During Sunday’s meeting, Cardinal O’Connor urged Glemp to use his influence to persuade the Vatican to establish full diplomatic relations with Israel, participants said.

They said that perhaps the most valuable result of Glemp’s 19-day, 14-city trip here was that he had the chance to see strong Catholic-Jewish relations at work.

“Now he has come to a new realization, since he has seen concretely what a model of these relationships should be,” said Rabbi Jack Bemporad of Lawrence, N.Y., who chairs the Synagogue Council’s interreligious affairs committee.

Gunther Lawrence, a spokesman for the Synagogue Council, likened the educational process Glemp had been involved in during his trip to “retraining.”

The Synagogue Council is composed of delegates from each of the three major movements of Jewish religious affiliation.

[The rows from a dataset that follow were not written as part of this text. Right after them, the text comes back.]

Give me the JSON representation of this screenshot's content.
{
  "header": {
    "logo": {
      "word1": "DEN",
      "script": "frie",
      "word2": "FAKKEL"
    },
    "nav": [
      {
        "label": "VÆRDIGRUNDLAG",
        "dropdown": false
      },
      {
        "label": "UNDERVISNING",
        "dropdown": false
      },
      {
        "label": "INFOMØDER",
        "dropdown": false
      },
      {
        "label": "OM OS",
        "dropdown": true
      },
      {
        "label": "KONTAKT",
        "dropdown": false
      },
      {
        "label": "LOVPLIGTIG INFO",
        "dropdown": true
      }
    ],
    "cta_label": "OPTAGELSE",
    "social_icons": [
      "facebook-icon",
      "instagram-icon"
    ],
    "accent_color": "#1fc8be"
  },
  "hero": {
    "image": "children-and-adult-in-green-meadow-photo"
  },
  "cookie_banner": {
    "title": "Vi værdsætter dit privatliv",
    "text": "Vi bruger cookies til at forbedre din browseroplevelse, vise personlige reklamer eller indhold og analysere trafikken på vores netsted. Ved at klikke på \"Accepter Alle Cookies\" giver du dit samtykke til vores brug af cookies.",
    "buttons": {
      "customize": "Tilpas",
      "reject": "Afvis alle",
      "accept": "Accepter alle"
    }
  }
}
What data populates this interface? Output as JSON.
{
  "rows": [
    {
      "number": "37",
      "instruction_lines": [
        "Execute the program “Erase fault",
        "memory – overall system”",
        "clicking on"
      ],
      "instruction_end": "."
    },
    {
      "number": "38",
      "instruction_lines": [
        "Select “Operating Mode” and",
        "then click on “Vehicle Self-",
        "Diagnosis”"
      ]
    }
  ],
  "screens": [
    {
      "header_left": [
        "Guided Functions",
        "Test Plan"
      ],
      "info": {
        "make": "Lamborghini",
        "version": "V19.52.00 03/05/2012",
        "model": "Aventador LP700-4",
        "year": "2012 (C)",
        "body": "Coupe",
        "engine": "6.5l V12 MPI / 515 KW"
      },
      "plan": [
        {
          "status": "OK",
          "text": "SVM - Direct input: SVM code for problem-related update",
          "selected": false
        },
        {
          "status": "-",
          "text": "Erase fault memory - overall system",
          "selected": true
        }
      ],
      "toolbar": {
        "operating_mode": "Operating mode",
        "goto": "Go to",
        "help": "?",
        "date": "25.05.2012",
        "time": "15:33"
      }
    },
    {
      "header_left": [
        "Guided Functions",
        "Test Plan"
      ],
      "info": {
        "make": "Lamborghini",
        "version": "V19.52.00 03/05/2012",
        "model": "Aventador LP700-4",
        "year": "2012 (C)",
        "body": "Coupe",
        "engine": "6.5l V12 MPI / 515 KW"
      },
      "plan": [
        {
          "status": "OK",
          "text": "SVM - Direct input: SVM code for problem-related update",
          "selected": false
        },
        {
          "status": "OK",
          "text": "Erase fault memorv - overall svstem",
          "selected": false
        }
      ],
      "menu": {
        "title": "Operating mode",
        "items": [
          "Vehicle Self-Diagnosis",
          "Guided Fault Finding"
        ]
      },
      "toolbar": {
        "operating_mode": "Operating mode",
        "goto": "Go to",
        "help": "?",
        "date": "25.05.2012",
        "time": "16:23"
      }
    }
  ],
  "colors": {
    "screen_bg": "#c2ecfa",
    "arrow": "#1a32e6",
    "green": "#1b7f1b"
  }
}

It is the American secretariat for IJCIC, the International Jewish Committee on Interreligious Consultation, which is formally charged with acting on behalf of the Jewish community in relations with the Vatican.

IJCIC TRIP POSTPONED

Those who participated in Sunday’s meeting, however, did so as individuals rather than as representatives of the Synagogue Council, which, as part of IJCIC, was not able to arrive at a consensus about whether or not to meet with Glemp during his U.S. tour. Some felt the cardinal had not sufficiently apologized for his past remarks before leaving Poland.

IJCIC’s chairman, Seymour Reich, resigned in protest over that internal battle, and as a result, an IJCIC trip to Warsaw, Prague and Budapest that was planned for later this month has been postponed. It may be at least partially supplanted by the February visit of those invited individually to Poland by Cardinal Glemp.

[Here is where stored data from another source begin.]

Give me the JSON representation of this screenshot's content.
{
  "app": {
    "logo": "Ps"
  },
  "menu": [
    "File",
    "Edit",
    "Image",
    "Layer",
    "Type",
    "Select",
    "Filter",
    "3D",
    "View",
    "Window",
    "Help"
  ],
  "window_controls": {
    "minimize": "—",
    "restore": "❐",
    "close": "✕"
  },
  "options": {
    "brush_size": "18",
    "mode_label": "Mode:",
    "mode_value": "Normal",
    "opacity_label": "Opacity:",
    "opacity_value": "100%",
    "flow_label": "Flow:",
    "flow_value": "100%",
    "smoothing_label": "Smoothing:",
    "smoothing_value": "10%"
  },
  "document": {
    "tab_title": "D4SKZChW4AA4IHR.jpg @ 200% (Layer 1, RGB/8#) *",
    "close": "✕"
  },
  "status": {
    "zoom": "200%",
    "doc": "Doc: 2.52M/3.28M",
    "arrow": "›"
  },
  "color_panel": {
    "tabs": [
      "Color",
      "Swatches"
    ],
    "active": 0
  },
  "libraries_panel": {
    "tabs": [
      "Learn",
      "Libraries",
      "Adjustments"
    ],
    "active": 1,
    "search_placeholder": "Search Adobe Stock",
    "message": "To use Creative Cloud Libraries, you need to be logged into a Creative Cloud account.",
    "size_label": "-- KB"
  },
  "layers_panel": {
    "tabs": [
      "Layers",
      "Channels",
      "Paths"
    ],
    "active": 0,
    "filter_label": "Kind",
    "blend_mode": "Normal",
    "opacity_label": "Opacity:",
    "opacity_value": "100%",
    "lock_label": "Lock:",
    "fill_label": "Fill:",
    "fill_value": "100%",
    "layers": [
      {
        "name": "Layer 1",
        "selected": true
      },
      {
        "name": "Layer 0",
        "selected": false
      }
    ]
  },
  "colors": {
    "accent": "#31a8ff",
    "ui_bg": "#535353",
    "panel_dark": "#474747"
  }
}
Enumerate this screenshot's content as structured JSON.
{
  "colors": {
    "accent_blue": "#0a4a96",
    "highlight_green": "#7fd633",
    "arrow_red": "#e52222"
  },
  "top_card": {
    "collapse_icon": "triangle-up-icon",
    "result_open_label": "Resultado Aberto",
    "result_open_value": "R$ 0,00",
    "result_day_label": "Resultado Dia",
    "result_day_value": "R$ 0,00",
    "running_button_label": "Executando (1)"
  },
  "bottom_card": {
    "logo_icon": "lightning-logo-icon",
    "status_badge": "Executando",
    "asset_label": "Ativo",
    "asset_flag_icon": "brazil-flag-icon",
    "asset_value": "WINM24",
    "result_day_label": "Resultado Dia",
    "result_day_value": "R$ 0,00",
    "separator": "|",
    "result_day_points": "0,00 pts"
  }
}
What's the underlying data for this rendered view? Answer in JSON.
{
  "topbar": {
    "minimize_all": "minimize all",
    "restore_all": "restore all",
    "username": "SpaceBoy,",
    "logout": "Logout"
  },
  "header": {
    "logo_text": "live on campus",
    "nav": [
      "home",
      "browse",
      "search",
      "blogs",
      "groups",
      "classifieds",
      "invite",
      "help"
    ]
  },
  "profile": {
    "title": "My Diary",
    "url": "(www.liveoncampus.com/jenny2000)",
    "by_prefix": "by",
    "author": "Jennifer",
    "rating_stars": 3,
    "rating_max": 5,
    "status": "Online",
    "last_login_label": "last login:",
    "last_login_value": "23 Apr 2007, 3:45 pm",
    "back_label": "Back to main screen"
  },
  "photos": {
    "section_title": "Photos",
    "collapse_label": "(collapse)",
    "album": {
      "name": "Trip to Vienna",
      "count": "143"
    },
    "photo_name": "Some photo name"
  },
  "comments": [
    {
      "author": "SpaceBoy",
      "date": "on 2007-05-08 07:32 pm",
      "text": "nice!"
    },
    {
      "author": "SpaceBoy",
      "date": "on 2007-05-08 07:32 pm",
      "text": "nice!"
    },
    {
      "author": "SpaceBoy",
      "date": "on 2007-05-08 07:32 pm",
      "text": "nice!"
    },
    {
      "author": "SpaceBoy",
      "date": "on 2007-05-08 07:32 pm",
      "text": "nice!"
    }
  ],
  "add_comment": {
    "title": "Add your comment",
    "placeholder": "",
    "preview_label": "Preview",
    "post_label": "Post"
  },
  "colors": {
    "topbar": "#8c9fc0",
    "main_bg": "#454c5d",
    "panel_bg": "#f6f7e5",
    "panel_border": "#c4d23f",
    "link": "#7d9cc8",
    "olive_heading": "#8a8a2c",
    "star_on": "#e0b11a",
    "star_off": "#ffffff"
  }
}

The purpose of the trip was to begin implementing the September 1990 Prague Declaration, a document signed by Vatican and IJCIC leaders that calls for measures to bring Catholics and Jews toward greater understanding of one another.

Though the details of the upcoming trip to Poland are still being worked out, Rabbi A. James Rudin, director of interreligious affairs for the American Jewish Committee, promised that it will be “systematic, comprehensive and complete.”

Reich, who felt strongly that Jews should not meet with Glemp during his American tour, said in a telephone interview Sunday that he was “distressed” that IJCIC was being circumvented by the issuing of invitations to individual Jews.

If Christian groups select the individual Jews with whom they want to meet, Reich said, “Jews are being selected who may give their host the kind of statements that are being sought” rather than statements that are representative of the entire Jewish community.

The diversity of Jewish opinion was evidenced Sunday when a group of 200 activists, organized by New York Rabbi Avi Weiss, staged a protest across the street from the parish compound as the Jewish leaders met with Glemp.

‘BENDING TO ANTI-SEMITISM’

The activists chanted, “Shame! Shame!” and held signs reading “Glemp: Stop Hiding Behind Your Cross,” and “Cardinal Glemp: Apologize.”

Weiss, a talli wrapped around his shoulders, vehemently criticized those who were meeting with the cardinal, accusing them of “bending to anti-Semitism.”

About 30 Catholics from the Catholic League for Religious and Civil Rights staged a counter-demonstration across the street, calling for an end to what they said was Catholic-bashing.

One Catholic protester called Weiss a “Jewish Al Sharpton,” a reference to the black activist who has stirred up racial unrest in New York, most recently in Brooklyn’s heavily Hasidic Crown Heights neighborhood.

Glemp also met last week with Jews in Chicago, where he visited the Spertus College of Judaica and was quoted as saying: “Thank God our dialogue has begun, and we know only in God will it succeed.”